Râvî sayısı açısından bakıldığında, hadisi, beş sahabîden dokuz tabiî nakletmekte daha sonraki tabakalarda bu sayı on bir, on altı, yirmi üç şeklinde yükselen bir trendle artmakta; sahâbeden sonraki tabakalarda tevatür derecesine ulaşmaktadır. Bu itibarla hadis meşhûr bir hadistir ve bu durum, Hanefîlere göre hadisin tatminî ilim ifade ettiğini göstermektedir. (2)
İttisal yönünden ise, her hadisin senedi incelenirken, hoca-talebe ilişkisi de dikkate alınmış; muasır olmalarının ötesinde, bizzat birbirlerinden hadis alıp almadıklarının tespitine çalışılmıştır. Buna göre senedlerde, Tirmizî’deki bir rivayet hariç tutulursa, inkıta‘tesbit edilememiştir.
Bir hadisi usulüne uygun olarak başkasına naklederken kullanılan edâ sîgaları (3) açısından incelendiğinde, öncelikle senedlerin son taraflarına yaklaştıkça ‘an = edâ sîgasının kullanıldığı görülmektedir. Senedlerin baş, yani müelliflere bakan taraflarında, semâ‘a delalet eden haddesenâ, ahberanâ ve semi‘a gibi sîgaların kullanıldığı dikkat çekmektedir. Buradan anlaşılan şu ki, sened kullanımı, başka bir ifadeyle hadislerin rivayetinde uygulanan usul giderek bir gelişme göstermiş ve sistemleşmiştir.
Diğer taraftan ‘an sîgasının, hadis rivayetinde kolaylık sağlaması sebebiyle semâ‘ yoluyla alınan hadisler için kullanıldığı gibi, semâ‘ metoduyla alınmayan hadisler için de kullanıldığı (4) görüşü mevcuttur. Bu itibarla, ilk dönemler semâ‘ metoduyla alınan hadislerin rivayetinde ‘an sîgasının kullanılmış olması ihtimal dahilindedir. Nitekim Velid b. Müslim (ö. 195/810) bu hususla ilgili olarak şöyle demektedir: “Evzâî, ‘haddesenâ’, Yahyâ b. Saîd el-Ensârî ‘kâle haddesenâ fülânün, kâle haddesnâ…’ diye bize rivayette bulunurdu. Ben ise bazen Evzâî’nin rivayet ettiği gibi rivayet ediyorum, bazen da kolaylık olsun diye ‘‘an fülân, ‘an fülân…’ şeklinde rivayette bulunuyorum.” (5)

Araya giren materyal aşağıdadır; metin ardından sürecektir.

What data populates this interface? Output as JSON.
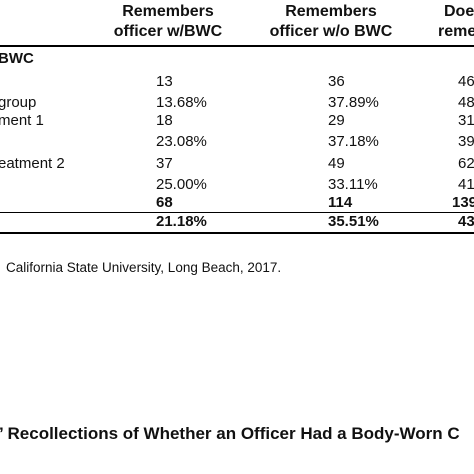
{
  "table": {
    "headers": [
      {
        "line1": "Remembers",
        "line2": "officer w/BWC"
      },
      {
        "line1": "Remembers",
        "line2": "officer w/o BWC"
      },
      {
        "line1": "Doe",
        "line2": "reme"
      }
    ],
    "section_label": "BWC",
    "rows": [
      {
        "label": "",
        "c1": "13",
        "c2": "36",
        "c3": "46"
      },
      {
        "label": "group",
        "c1": "13.68%",
        "c2": "37.89%",
        "c3": "48"
      },
      {
        "label": "ment 1",
        "c1": "18",
        "c2": "29",
        "c3": "31"
      },
      {
        "label": "",
        "c1": "23.08%",
        "c2": "37.18%",
        "c3": "39"
      },
      {
        "label": "eatment 2",
        "c1": "37",
        "c2": "49",
        "c3": "62"
      },
      {
        "label": "",
        "c1": "25.00%",
        "c2": "33.11%",
        "c3": "41"
      },
      {
        "label": "",
        "c1": "68",
        "c2": "114",
        "c3": "139"
      },
      {
        "label": "",
        "c1": "21.18%",
        "c2": "35.51%",
        "c3": "43"
      }
    ]
  },
  "source_note": "California State University, Long Beach, 2017.",
  "caption": "’ Recollections of Whether an Officer Had a Body-Worn C"
}
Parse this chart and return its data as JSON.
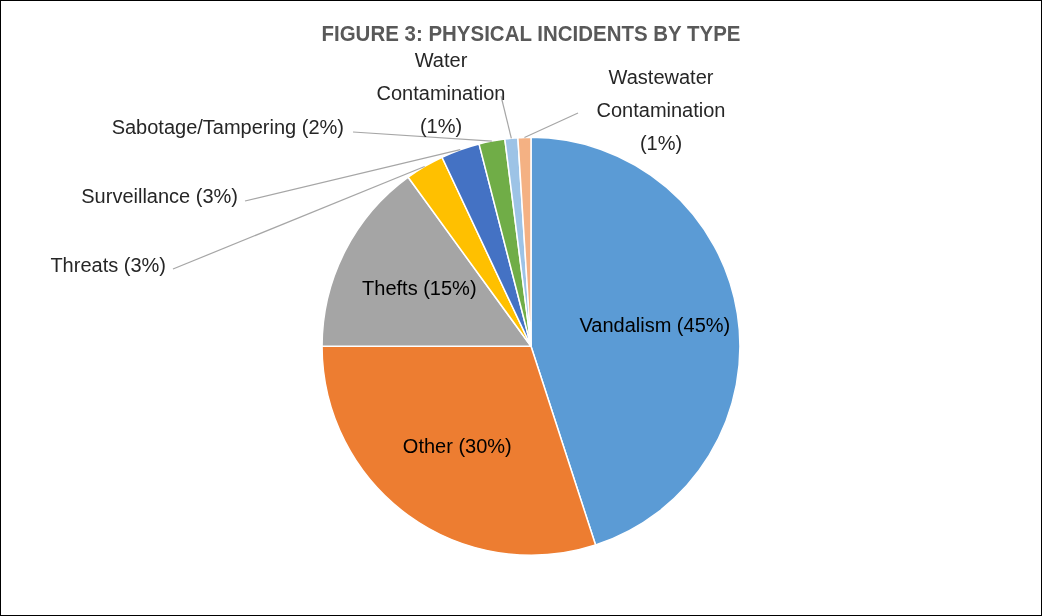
{
  "chart_data": {
    "type": "pie",
    "title": "FIGURE 3: PHYSICAL INCIDENTS BY TYPE",
    "categories": [
      "Vandalism",
      "Other",
      "Thefts",
      "Threats",
      "Surveillance",
      "Sabotage/Tampering",
      "Water Contamination",
      "Wastewater Contamination"
    ],
    "values": [
      45,
      30,
      15,
      3,
      3,
      2,
      1,
      1
    ],
    "value_labels": [
      "(45%)",
      "(30%)",
      "(15%)",
      "(3%)",
      "(3%)",
      "(2%)",
      "(1%)",
      "(1%)"
    ],
    "colors": [
      "#5b9bd5",
      "#ed7d31",
      "#a5a5a5",
      "#ffc000",
      "#4472c4",
      "#70ad47",
      "#9dc3e6",
      "#f4b183"
    ],
    "legend": false
  }
}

‘An edâ sîgasının hiç yer almadığı senedler arandığında, Ahmed b. Hanbel’in Müsned’inde Hasen b. Mûsâ, Ebü’n-Nadr; İbn Hibbân’ın Sahîh’inde Ömer b. Saîd b. Sinân; Beyhakî’nin Şuabü’l-İmân’ında Ebû Sâlih b. Ebî Tâhir senedleri tesbit edilmiştir.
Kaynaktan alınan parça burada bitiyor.